In the current legislative session of the North Carolina General Assembly, it is anticipated that amendments to the North Carolina Fraudulent Transfer Act will be enacted to make long needed changes to that statute.
North Carolina’s Fraudulent Transfer Act, codified in Article 3A of Chapter 39 of the General Statutes, is based upon the Uniform Fraudulent Transfer Act that was promulgated by the Uniform Law Commission in 1984 and enacted in 43 states, including North Carolina, the District of Columbia and the U.S. Virgin Islands. That act replaced the very similar Uniform Fraudulent Conveyance Act, which was promulgated in 1918 and remains in force in two states (New York and Maryland) as of 2014, and was drafted to make it more consistent with the Bankruptcy Code which was enacted in 1978.
Last year, the Uniform Law Commission promulgated 2014 amendments to the Uniform Fraudulent Transfer Act which are the first made to the act since its original promulgation. The amendments address narrowly-defined issues and are not a substantive revision. The principal amendments are as follows:
- Name Change. The amendments change the title of the act to the “Uniform Voidable Transactions Act”. That change is not a change of substance, but one to recognize that the original title of the act, though sanctioned by historical usage, has always been misleading in two respects. One, fraud is not, and never has been, a necessary element of a claim under the act. And, second, the act has always applied to the incurrence of obligations (whether by loan, guaranty or the like) as well as to transfers of property.

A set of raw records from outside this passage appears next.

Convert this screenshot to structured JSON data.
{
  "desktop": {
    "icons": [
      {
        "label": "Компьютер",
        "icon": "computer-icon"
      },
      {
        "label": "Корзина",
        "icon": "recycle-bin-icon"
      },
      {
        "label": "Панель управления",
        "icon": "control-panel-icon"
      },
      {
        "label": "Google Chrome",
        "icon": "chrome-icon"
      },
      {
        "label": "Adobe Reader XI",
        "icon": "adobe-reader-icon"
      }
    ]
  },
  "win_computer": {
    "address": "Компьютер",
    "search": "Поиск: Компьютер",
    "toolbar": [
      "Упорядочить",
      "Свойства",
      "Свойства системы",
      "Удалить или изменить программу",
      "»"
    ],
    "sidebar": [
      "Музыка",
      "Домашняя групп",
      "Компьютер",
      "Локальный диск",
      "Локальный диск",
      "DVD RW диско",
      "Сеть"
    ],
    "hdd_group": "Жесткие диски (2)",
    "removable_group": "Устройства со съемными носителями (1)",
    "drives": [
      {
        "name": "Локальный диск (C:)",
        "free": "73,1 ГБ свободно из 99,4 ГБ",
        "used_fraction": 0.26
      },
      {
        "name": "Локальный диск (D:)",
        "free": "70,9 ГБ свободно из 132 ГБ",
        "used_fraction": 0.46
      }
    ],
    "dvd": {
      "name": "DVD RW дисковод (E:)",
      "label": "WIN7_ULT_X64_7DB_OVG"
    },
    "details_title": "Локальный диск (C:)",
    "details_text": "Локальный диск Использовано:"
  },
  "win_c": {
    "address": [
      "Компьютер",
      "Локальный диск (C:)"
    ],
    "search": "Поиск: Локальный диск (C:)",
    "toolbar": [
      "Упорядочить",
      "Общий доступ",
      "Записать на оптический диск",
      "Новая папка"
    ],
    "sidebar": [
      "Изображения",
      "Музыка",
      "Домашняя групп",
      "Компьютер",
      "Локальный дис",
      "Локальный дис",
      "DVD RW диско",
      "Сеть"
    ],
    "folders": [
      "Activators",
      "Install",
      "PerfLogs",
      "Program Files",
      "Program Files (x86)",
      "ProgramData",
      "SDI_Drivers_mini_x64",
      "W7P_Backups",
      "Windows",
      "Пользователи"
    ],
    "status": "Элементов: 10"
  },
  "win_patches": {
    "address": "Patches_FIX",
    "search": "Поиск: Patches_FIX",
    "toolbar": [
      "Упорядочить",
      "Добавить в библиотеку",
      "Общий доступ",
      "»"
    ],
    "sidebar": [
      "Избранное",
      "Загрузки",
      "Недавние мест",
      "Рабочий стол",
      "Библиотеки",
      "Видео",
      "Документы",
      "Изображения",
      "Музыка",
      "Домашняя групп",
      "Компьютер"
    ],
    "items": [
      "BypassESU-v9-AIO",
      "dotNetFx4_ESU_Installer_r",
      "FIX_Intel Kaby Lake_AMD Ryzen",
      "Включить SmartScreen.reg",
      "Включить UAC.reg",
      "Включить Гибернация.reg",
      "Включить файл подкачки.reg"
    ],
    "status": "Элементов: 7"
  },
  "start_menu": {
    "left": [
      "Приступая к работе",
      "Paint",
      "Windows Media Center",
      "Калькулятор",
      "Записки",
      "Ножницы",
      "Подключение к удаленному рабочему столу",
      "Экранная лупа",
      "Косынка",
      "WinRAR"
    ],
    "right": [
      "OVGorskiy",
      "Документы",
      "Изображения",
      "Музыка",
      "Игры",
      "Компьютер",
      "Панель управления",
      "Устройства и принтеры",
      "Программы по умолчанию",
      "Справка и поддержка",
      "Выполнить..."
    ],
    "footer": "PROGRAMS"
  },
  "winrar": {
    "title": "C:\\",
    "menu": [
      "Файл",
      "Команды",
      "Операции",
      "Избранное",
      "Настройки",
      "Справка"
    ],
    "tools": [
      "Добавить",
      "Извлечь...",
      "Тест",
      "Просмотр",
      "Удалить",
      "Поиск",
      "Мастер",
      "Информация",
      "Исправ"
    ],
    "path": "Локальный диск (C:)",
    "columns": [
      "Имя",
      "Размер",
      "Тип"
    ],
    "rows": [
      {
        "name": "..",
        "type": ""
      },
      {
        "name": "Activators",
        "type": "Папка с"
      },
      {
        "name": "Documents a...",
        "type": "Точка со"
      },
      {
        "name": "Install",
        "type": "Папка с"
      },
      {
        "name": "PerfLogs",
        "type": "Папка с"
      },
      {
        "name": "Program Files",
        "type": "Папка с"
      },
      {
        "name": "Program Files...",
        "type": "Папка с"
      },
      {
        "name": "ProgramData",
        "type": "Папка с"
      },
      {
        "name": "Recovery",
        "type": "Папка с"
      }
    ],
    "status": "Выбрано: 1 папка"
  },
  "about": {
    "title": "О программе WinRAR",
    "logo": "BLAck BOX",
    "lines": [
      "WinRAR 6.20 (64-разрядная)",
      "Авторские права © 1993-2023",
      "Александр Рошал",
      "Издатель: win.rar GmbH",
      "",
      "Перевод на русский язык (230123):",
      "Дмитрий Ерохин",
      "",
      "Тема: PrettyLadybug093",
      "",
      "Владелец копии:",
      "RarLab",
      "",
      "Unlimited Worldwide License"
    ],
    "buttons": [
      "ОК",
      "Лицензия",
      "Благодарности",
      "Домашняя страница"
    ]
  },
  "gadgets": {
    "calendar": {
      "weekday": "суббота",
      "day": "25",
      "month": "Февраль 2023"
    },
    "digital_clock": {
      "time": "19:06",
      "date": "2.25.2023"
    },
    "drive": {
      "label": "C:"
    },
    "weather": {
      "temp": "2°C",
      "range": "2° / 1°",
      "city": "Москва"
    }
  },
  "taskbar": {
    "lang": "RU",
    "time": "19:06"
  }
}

- Choice of Law. The amendments add, for the first time, a choice of law for claims made under the act. That choice of law is the debtor’s location at the time the transfer is made or the obligation is incurred. An individual debtor is located at the individual’s principal residence. A debtor that is a corporation, limited liability company or partnership is located at its place of business if there is only one place of business, and at its chief executive office if there is more than one place of business.
- Evidentiary Matters. New provisions add uniform rules allocating the burden of proof and defining the standard of proof with respect to claims and defenses under the act. Generally, the burden of proof on asserting a claim is on the creditor and the standard of proof is the preponderance of the evidence, and not the higher standard of clear and convincing evidence.
- Deletion of Special Definition of “Insolvency” for Partnerships. Under the act, a debtor is “insolvent” if, at a fair valuation, the sum of the debtor’s debts is greater than the sum of its assets. The act as originally written had a special definition of “insolvency” applicable to partnerships that added to the sum of the partnership’s assets the net worth of each of its general partners. The amendments delete that special definition with the result that a partnership will be subject to the general definition. This change is to recognize there are some partnerships, like limited liability partnerships, for whose debts general partners are not generally liable, and to eliminate the disparate treatment of including the net worth of general partners within the definition of “insolvency”, but not giving similar treatment to a third party guarantor of the partnership’s debts.
- Defenses. The amendments make several refinements to the defenses available to a transferee or oblige:
- As originally enacted, the act created a complete defense to an intentional fraudulent transfer claim if the transferee or oblige took in good faith and for a reasonably equivalent value. There is no equivalent defense in the Bankruptcy Code. The amendments add the additional requirement that the equivalent value must be given to the debtor.
- As originally enacted, the defense for a subsequent transferee that took in good faith and for value, and for a subsequent transferee from that transferee, literally applied only to an action for a money judgment and not to recover the property transferred. The amendments provide, consistent with comparable provisions of the Bankruptcy Code, that the defense also applied to recovery of or from the transferred property or its proceeds, by levy or otherwise.
- As originally enacted, the act created a defense to a fraudulent transfer, other than an intentional fraudulent transfer, if the transfer resulted from an enforcement of a security interest in compliance with Article 9 of the Uniform Commercial Code. The amendments exclude from that defense acceptance of collateral in full or partial satisfaction of the secured debt (a remedy sometimes referred to as “strict foreclosure”).
- Series Organization. The amendments add a new section which provides that each “protected series” of a “series organization” is to be treated as a separate person for purposes of the act, even if the series is not treated as a legal entity for other purposes. This change responds to the emergence of the “series organization” as a common form of business organization.
- Medium Neutrality. In order to accommodate modern technology, the amendments replace references in the act to a “writing” with “record” and make related changes.
- Official Comments. Comments have been inserted explaining the provisions added by the amendments and the original comments and prefatory note have been supplemented and otherwise refreshed. It is anticipated that the amendments, once enacted, will contain a provision authorizing the Revisor of Statutes to print, as annotations to the act, all relevant portions of the official comments and all explanatory comments as the Reviser deems appropriate.
- Effective Date. The amendments will apply to transfers made or obligations incurred after their effective date. They will not apply to transfers made or obligations incurred before the effective date.